A Apple foi condenada a pagar de 13 bilhões de euros para a União Europeia por ter se beneficiado de um acordo “ilegal” com o governo irlandês. Segundo a UE, a Irlanda reduziu ilegalmente a cobrança de impostos para a Apple. Esse movimento, aparentemente legal, é visto como uma manobra de grandes empresas para garantir a redução de gastos e a elevação de receita. No período de ilegalidade fiscal, a porcentagem de impostos pagos pela Apple caiu de 1% para 0,005%, que representa muito dinheiro em operações desse porte.

A UE afirma que a Apple não deixou de pagar impostos. No entanto, duas decisões fiscais dadas pelo governo irlandês, nos anos de 1991 e 2007, dava a maçã auxílio estatal ilegal diante as regras tributárias europeias. Com a manobra, os lucros da Apple relativos as suas atividades da Europa, Oriente Médio, África e Índia foram atribuídos à sua entidade corporativa irlandesa, beneficiada com baixos impostos. “A Irlanda concedeu benefícios fiscais ilegais para a Apple, o que lhe permitiu pagar substancialmente menos impostos do que outras empresas ao longo de muitos anos“, afirma a comissária de defesa da competição da EU, Margrethe Vestager, em nota enviada à imprensa.

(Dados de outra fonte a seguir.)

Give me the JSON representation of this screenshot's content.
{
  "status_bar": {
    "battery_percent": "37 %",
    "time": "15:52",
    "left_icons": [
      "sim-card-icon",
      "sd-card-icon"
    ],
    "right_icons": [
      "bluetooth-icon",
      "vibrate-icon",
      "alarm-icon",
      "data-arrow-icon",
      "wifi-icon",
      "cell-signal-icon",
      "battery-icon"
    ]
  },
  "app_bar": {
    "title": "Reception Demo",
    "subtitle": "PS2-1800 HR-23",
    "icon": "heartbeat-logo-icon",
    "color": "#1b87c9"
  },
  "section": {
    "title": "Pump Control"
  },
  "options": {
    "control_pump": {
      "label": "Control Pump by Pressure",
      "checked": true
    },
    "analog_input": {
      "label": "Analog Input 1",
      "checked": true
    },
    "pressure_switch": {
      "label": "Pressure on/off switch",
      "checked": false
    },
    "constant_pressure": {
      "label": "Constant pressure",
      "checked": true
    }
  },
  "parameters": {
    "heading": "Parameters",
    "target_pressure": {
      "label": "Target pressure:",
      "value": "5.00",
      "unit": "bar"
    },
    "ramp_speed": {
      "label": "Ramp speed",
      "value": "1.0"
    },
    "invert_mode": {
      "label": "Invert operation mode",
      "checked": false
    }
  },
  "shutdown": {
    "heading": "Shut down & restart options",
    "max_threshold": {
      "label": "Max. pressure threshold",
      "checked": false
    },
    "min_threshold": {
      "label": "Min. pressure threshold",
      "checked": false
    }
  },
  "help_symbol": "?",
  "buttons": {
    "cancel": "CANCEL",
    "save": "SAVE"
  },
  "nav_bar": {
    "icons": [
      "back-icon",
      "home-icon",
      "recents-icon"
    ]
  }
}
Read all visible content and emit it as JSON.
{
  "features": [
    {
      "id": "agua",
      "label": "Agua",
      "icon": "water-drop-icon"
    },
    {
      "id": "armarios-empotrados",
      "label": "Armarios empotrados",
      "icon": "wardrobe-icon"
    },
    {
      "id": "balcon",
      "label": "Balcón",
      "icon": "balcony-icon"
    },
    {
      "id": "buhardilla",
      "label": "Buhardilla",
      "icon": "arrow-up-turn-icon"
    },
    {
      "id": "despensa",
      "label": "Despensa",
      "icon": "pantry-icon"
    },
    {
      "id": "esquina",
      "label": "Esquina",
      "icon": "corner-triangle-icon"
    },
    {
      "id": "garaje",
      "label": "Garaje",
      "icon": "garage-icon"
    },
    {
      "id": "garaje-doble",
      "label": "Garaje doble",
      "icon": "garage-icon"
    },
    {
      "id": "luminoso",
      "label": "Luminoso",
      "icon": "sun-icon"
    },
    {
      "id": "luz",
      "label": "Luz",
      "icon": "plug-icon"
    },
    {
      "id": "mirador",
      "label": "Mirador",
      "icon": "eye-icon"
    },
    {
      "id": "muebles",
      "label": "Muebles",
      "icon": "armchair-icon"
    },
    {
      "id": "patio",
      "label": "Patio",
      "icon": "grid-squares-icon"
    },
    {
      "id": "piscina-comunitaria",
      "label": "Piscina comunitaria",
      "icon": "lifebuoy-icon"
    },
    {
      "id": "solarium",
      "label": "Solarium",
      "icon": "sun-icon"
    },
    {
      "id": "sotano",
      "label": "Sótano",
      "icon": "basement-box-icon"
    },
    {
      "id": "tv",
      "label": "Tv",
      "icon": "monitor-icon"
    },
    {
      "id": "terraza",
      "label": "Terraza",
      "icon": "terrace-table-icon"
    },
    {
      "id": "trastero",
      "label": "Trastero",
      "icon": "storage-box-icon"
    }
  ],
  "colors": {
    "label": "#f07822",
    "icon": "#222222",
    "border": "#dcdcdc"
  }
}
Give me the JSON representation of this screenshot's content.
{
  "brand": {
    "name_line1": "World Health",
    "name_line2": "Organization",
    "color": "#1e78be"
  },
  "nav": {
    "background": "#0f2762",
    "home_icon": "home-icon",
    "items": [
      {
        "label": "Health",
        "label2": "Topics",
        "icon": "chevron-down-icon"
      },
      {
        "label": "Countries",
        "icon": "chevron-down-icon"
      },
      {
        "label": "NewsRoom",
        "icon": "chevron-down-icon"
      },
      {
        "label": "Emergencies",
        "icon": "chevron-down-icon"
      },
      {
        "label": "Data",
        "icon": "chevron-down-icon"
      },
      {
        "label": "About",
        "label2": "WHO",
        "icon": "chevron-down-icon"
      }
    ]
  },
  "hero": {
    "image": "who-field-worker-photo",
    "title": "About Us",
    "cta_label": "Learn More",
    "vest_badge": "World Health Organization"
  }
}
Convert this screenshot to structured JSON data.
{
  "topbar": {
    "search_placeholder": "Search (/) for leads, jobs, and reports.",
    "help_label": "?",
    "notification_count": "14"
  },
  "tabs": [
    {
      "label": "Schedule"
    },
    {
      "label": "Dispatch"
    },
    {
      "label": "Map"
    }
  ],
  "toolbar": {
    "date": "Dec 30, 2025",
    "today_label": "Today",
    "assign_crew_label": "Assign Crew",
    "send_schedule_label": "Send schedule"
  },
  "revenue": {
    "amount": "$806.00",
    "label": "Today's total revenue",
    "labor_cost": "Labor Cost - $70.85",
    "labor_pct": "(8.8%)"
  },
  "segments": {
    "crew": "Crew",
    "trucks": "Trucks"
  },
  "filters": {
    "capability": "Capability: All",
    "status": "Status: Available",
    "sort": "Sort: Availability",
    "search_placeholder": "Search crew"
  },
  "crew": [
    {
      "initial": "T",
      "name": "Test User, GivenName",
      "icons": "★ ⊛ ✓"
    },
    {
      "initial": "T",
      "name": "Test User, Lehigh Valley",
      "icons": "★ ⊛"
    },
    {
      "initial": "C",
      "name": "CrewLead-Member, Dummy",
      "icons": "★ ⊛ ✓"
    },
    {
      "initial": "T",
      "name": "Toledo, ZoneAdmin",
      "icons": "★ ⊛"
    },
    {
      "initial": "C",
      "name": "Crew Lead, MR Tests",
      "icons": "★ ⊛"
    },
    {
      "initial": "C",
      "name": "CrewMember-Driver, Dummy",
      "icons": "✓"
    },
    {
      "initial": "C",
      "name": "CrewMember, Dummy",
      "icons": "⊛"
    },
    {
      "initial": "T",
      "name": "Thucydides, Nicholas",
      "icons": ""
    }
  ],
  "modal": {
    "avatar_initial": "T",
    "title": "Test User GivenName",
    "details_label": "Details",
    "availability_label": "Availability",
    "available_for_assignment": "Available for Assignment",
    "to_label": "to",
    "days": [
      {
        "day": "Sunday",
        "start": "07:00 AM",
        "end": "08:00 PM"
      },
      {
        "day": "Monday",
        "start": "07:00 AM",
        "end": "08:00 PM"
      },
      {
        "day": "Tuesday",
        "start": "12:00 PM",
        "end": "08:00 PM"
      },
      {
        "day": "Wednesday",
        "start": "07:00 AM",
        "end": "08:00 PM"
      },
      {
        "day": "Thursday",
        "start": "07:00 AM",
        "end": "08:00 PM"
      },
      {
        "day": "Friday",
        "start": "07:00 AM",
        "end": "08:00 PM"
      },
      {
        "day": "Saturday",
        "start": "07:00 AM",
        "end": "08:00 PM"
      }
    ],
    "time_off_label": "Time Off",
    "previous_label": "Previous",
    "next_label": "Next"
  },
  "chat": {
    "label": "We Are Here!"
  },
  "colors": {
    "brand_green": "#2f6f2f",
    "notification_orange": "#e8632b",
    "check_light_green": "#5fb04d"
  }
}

O grande problema é o desentendimento entre as legislações dos vários países que compõem a União Europeia. Mesmo que na teoria os impostos devam ser os mesmos para todos os membros, há nações que cobram bem menos, para incentivar que as empresas fixem suas filiais lá. É o caso da Irlanda e de Luxemburgo.

Tim Cook, CEO da Apple, lançou uma carta aberta sobre o caso.

A União Europeia lançou um esforço para tentar reescrever a história da Apple na Europa, ignorar as leis fiscais da Irlanda e derrubar o sistema fiscal internacional no processo. O parecer emitido em 30 de agosto alega que a Irlanda deu à Apple uma oferta especial de nossos impostos. Esta reivindicação não tem base em fato ou de direito. Nós nunca pedimos, tão pouco recebemos, quaisquer ofertas especiais. Nós agora nos encontramos na posição incomum de ser condenada a pagar retroativamente impostos adicionais a um governo que diz que nós não devemos a eles mais do que nós já pagamos“.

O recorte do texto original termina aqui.